9. D’autre part, si Mme A… se prévaut de l’article 11 du décret du 15 février 1988 relatif aux agents de la fonction publique territoriale, ces dispositions ne sont pas applicables à sa situation d’agent contractuel de la fonction publique d’État. Par ailleurs, Mme A… a bénéficié d’un congé de grave maladie à plein traitement pour la période du 23 novembre 2015 au 22 novembre 2016, puis à demi-traitement pour la période du 23 novembre 2016 au 22 novembre 2018, soit un total de trois années, ce qui constitue la durée maximale qui pouvait lui être accordée en application de l’article 13 du décret du 17 janvier 1986 susvisé, applicable à sa situation.
10. Dans ces conditions, Mme A… ne pouvait bénéficier d’aucun traitement à compter du 23 novembre 2018 et n’est pas fondée à demander la réparation du préjudice financier allégué.
11. En second lieu et en revanche, Mme A…, alors en particulier qu’elle avait sollicité le rectorat par courrier du 27 novembre 2019, a subi, du fait de la durée excessive de la procédure, d’où a résulté pour elle un trouble tenant à l’incertitude et à la précarité de sa situation, un préjudice moral dont elle est fondée à demander réparation.
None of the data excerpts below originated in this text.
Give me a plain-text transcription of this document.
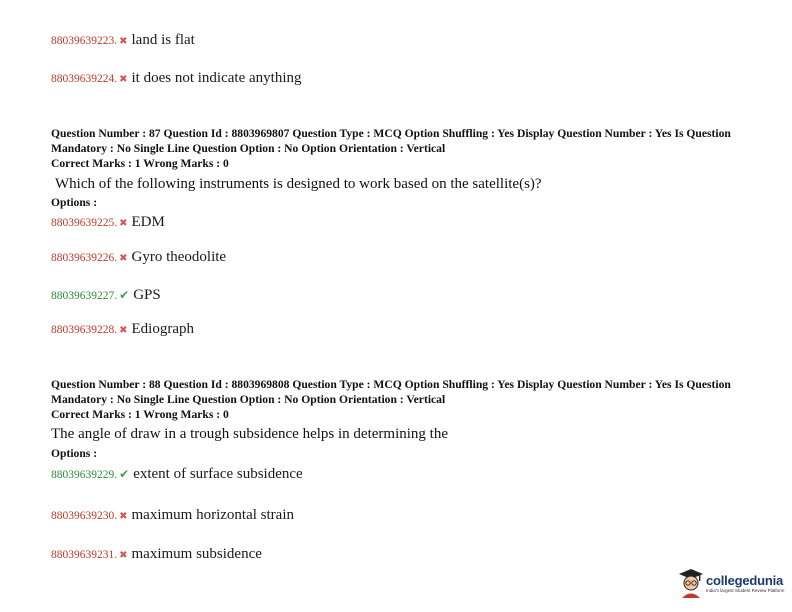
88039639223. ✖ land is flat
88039639224. ✖ it does not indicate anything
Question Number : 87 Question Id : 8803969807 Question Type : MCQ Option Shuffling : Yes Display Question Number : Yes Is Question Mandatory : No Single Line Question Option : No Option Orientation : Vertical
Correct Marks : 1 Wrong Marks : 0
Which of the following instruments is designed to work based on the satellite(s)?
Options :
88039639225. ✖ EDM
88039639226. ✖ Gyro theodolite
88039639227. ✔ GPS
88039639228. ✖ Ediograph
Question Number : 88 Question Id : 8803969808 Question Type : MCQ Option Shuffling : Yes Display Question Number : Yes Is Question Mandatory : No Single Line Question Option : No Option Orientation : Vertical
Correct Marks : 1 Wrong Marks : 0
The angle of draw in a trough subsidence helps in determining the
Options :
88039639229. ✔ extent of surface subsidence
88039639230. ✖ maximum horizontal strain
88039639231. ✖ maximum subsidence
collegedunia
India's largest Student Review Platform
Il en sera fait une juste appréciation en condamnant l’État à lui verser une indemnité de 1 000 euros.
12. Il résulte de tout ce qui précède que Mme A… est fondée à soutenir que c’est à tort que le tribunal administratif de Marseille a rejeté l’ensemble de ses prétentions indemnitaires et à demander, outre l’annulation du jugement attaqué, la condamnation de l’État à lui verser une indemnité de 1 000 euros.
Sur les frais liés au litige :
13. Dans les circonstances de l’espèce, il y a lieu de mettre à la charge de l’État le versement à Mme A… de la somme réclamée de 2 000 euros sur le fondement de l’article L. 761-1 du code de justice administrative au titre des frais exposés par celle-ci et non compris dans les dépens.
D É C I D E :
Article 1er : Le jugement du tribunal administratif de Marseille du 29 janvier 2025 est annulé.
Article 2 : L’État est condamné à verser à Mme A… une indemnité de 1 000 euros.
Article 3 : L’État versera à Mme A… la somme de 2 000 euros au titre de l’article L. 761-1 du code de justice administrative.
Article 4 : Le surplus des conclusions de la requête est rejeté.
Article 5 : Le présent arrêt sera notifié à Mme B… A…, à Me Durand et au ministre de l’éducation nationale.
Copie en sera adressée au recteur de l’académie d’Aix-Marseille.
Délibéré après l’audience du 14 avril 2026, à laquelle siégeaient :
- M. David Zupan, président,
- M. Renaud Thielé, président assesseur,
- Mme Anne Niquet, première conseillère.
Rendu public par mise à disposition au greffe, le 4 mai 2026.